Press Release: Kaiser mental health patients to rally in Oakland demanding better care

April 15th, 2019

Is Kaiser Permanente in denial over its mental health crisis?

Mental health patients to gather outside Oakland headquarters after CEO Bernard Tyson ignored their meeting request

WHAT: Gathering of patients who were unable to get timely mental health care from Kaiser, including one couple whose teenage daughter died by suicide.

WHEN: Noon to 1 p.m. Wednesday, April 17

WHERE: Outside Kaiser Headquarters, Ordway Building, 1 Kaiser Plaza, Oakland

OAKLAND —  When several Kaiser patients requested an audience with CEO Bernard Tyson to discuss their families’ struggles to receive mental health care, they got the cold shoulder. Now these patients, who include the families of Kaiser suicide victims, plan to gather outside Kaiser headquarters Wednesday to share their stories and once again demand a face-to-face meeting with Tyson. They want to help him understand how Kaiser failed them and their families and what must be done fix Kaiser’s notorious mental health program. Tyson has ignored their initial letter from two weeks ago, requesting a response by April 15.

“Kaiser does not treat mental illness with urgency,” said Seong Brown, a Santa Rosa architect whose teenage daughter Elizabeth Brown died by suicide after struggling to get the care she needed. “We were told her next therapy appointment wouldn’t be for six-to-seven weeks. Can you imagine a cancer or diabetes patient being told that?”

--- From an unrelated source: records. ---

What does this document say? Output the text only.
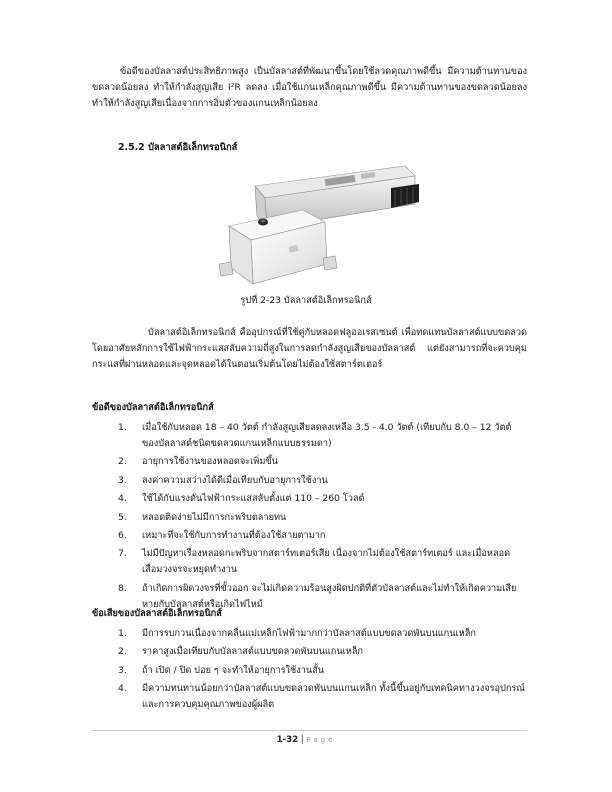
ข้อดีของบัลลาสต์ประสิทธิภาพสูง เป็นบัลลาสต์ที่พัฒนาขึ้นโดยใช้ลวดคุณภาพดีขึ้น มีความต้านทานของขดลวดน้อยลง ทำให้กำลังสูญเสีย I²R ลดลง เมื่อใช้แกนเหล็กคุณภาพดีขึ้น มีความต้านทานของขดลวดน้อยลง ทำให้กำลังสูญเสียเนื่องจากการอิ่มตัวของแกนเหล็กน้อยลง
2.5.2 บัลลาสต์อิเล็กทรอนิกส์
รูปที่ 2-23 บัลลาสต์อิเล็กทรอนิกส์
บัลลาสต์อิเล็กทรอนิกส์ คืออุปกรณ์ที่ใช้คู่กับหลอดฟลูออเรสเซนต์ เพื่อทดแทนบัลลาสต์แบบขดลวดโดยอาศัยหลักการใช้ไฟฟ้ากระแสสลับความถี่สูงในการลดกำลังสูญเสียของบัลลาสต์ แต่ยังสามารถที่จะควบคุมกระแสที่ผ่านหลอดและจุดหลอดได้ในตอนเริ่มต้นโดยไม่ต้องใช้สตาร์ตเตอร์
ข้อดีของบัลลาสต์อิเล็กทรอนิกส์
1. เมื่อใช้กับหลอด 18 – 40 วัตต์ กำลังสูญเสียลดลงเหลือ 3.5 - 4.0 วัตต์ (เทียบกับ 8.0 – 12 วัตต์ ของบัลลาสต์ชนิดขดลวดแกนเหล็กแบบธรรมดา)
2. อายุการใช้งานของหลอดจะเพิ่มขึ้น
3. ลงค่าความสว่างได้ดีเมื่อเทียบกับอายุการใช้งาน
4. ใช้ได้กับแรงดันไฟฟ้ากระแสสลับตั้งแต่ 110 – 260 โวลต์
5. หลอดติดง่ายไม่มีการกะพริบตลายทน
6. เหมาะที่จะใช้กับการทำงานที่ต้องใช้สายตามาก
7. ไม่มีปัญหาเรื่องหลอดกะพริบจากสตาร์ทเตอร์เสีย เนื่องจากไม่ต้องใช้สตาร์ทเตอร์ และเมื่อหลอดเสื่อมวงจรจะหยุดทำงาน
8. ถ้าเกิดการผิดวงจรที่ขั้วออก จะไม่เกิดความร้อนสูงผิดปกติที่ตัวบัลลาสต์และไม่ทำให้เกิดความเสียหายกับบัลลาสต์หรือเกิดไฟไหม้
ข้อเสียของบัลลาสต์อิเล็กทรอนิกส์
1. มีการรบกวนเนื่องจากคลื่นแม่เหล็กไฟฟ้ามากกว่าบัลลาสต์แบบขดลวดพันบนแกนเหล็ก
2. ราคาสูงเมื่อเทียบกับบัลลาสต์แบบขดลวดพันบนแกนเหล็ก
3. ถ้า เปิด / ปิด บ่อย ๆ จะทำให้อายุการใช้งานสั้น
4. มีความทนทานน้อยกว่าบัลลาสต์แบบขดลวดพันบนแกนเหล็ก ทั้งนี้ขึ้นอยู่กับเทคนิคทางวงจรอุปกรณ์ และการควบคุมคุณภาพของผู้ผลิต
1-32 | Page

Kaiser remains under state-ordered outside monitoring of its mental health services after failing three consecutive surveys conducted by California’s Department of Managed Health Care. Chronic understaffing has resulted in patients typically being forced to wait up to two months for therapy appointments, although wait times at some clinics now exceed three months. In December, Kaiser’s nearly 4,000 mental health clinicians held a five-day strike to demand better access to care, but Kaiser executives have rebuffed their proposals.

“If Bernard Tyson is serious about making Kaiser a model for mental health care, he needs to listen and understand how Kaiser failed me and other patients,” said Kevin Dickens, an Alameda man who attempted suicide after waiting more than nine weeks to see a therapist. “Kaiser needs to make mental health a top priority, so other people won’t have to suffer the pain we’ve endured.”